Abstract:We study exploration in stochastic multi-armed bandits when we have access to a divisible resource, and can allocate varying amounts of this resource to arm pulls. By allocating more resources to a pull, we can compute the outcome faster to inform subsequent decisions about which arms to pull. However, since distributed environments do not scale linearly, executing several arm pulls in parallel, and hence less resources per pull, may result in better throughput. For example, in simulation-based scientific studies, an expensive simulation can be sped up by running it on multiple cores. This speed-up is, however, partly offset by the communication among cores and overheads, which results in lower throughput than if fewer cores were allocated to run more trials in parallel.
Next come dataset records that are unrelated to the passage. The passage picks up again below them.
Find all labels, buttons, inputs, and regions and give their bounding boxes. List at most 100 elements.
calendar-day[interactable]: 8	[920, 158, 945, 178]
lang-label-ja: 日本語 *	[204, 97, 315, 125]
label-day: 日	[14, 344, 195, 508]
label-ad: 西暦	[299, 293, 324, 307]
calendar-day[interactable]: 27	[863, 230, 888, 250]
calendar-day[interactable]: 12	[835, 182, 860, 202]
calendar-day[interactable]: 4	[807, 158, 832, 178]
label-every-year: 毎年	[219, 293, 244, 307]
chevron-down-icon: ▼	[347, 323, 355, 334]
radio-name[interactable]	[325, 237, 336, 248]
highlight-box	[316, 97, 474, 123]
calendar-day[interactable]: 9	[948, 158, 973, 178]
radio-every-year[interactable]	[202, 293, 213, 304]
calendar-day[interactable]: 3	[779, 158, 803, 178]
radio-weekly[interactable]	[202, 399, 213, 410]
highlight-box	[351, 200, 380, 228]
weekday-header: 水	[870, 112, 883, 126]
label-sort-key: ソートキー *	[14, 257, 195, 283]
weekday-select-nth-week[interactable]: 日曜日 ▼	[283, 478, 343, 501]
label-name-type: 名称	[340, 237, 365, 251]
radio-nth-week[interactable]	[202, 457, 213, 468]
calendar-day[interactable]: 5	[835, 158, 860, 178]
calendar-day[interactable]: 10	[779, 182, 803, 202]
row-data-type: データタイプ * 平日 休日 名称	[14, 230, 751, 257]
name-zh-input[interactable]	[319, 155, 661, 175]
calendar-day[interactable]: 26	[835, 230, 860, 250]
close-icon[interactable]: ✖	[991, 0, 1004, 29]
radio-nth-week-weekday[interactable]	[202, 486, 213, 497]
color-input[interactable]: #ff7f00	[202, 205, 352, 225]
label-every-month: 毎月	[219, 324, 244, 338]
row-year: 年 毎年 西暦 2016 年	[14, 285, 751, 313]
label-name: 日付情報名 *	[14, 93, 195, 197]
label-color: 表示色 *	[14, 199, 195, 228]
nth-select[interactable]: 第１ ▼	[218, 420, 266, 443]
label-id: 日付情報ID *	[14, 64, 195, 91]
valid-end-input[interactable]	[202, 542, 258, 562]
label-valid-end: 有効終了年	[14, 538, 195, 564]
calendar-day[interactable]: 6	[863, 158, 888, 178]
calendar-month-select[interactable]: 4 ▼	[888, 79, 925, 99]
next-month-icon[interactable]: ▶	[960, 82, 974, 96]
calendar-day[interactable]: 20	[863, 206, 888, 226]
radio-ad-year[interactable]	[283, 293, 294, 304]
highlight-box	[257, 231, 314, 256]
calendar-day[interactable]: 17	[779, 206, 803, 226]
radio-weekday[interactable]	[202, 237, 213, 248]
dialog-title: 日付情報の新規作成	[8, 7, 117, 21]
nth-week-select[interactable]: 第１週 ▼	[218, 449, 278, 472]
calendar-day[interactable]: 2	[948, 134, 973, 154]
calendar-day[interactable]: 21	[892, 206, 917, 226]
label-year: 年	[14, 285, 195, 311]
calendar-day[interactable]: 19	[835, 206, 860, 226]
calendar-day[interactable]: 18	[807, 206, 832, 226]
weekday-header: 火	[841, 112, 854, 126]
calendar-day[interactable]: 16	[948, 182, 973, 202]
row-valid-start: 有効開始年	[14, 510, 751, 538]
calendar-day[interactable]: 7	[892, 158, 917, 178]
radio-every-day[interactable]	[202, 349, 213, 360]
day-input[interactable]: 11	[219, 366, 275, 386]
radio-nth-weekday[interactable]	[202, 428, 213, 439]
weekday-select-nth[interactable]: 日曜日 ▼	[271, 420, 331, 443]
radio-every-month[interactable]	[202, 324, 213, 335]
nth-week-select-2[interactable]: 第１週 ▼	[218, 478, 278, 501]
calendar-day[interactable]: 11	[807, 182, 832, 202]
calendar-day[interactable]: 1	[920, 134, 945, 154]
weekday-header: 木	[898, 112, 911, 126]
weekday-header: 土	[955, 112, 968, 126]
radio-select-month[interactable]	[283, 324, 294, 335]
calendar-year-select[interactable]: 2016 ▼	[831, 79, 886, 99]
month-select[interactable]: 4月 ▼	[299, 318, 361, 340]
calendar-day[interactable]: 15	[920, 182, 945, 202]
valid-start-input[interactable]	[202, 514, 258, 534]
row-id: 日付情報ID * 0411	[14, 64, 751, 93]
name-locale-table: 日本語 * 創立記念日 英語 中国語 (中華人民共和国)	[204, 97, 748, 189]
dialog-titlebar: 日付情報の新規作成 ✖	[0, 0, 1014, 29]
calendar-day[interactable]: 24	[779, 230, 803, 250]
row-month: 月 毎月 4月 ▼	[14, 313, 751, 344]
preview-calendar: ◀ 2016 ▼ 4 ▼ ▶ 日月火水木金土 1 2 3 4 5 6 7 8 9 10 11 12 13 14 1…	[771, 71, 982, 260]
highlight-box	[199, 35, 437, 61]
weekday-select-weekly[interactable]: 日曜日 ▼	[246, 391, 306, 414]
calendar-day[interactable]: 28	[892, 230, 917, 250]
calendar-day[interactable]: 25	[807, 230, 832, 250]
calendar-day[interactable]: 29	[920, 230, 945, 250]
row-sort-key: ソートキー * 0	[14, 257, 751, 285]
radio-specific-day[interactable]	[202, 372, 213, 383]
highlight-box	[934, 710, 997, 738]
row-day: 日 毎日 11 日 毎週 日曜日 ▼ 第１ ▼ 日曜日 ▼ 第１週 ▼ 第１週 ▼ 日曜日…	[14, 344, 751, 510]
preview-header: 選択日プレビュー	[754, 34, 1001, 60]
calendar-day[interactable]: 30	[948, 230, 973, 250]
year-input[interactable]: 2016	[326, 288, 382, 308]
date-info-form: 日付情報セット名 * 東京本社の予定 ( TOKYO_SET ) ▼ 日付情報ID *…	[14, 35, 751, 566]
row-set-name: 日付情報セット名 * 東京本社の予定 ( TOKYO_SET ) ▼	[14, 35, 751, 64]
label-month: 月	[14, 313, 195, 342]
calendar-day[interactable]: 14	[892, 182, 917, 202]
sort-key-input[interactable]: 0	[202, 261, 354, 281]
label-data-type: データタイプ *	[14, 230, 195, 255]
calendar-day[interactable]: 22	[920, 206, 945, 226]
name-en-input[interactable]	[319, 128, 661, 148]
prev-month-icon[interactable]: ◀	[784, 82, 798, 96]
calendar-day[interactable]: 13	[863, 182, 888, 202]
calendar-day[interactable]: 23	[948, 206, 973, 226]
We explore these trade-offs in the fixed confidence setting, where we need to find the best arm with a given success probability, while minimizing the time to do so. We propose an algorithm which trades off between information accumulation and throughout and show that the time taken can be upper bounded by the solution of a dynamic program whose inputs are the squared gaps between the suboptimal and optimal arms. We prove a matching hardness result which demonstrates that the above dynamic program is fundamental to this problem. Next, we propose and analyze an algorithm for the fixed deadline setting, where we are given a time deadline and need to maximize the success probability of finding the best arm. We corroborate these theoretical insights with an empirical evaluation.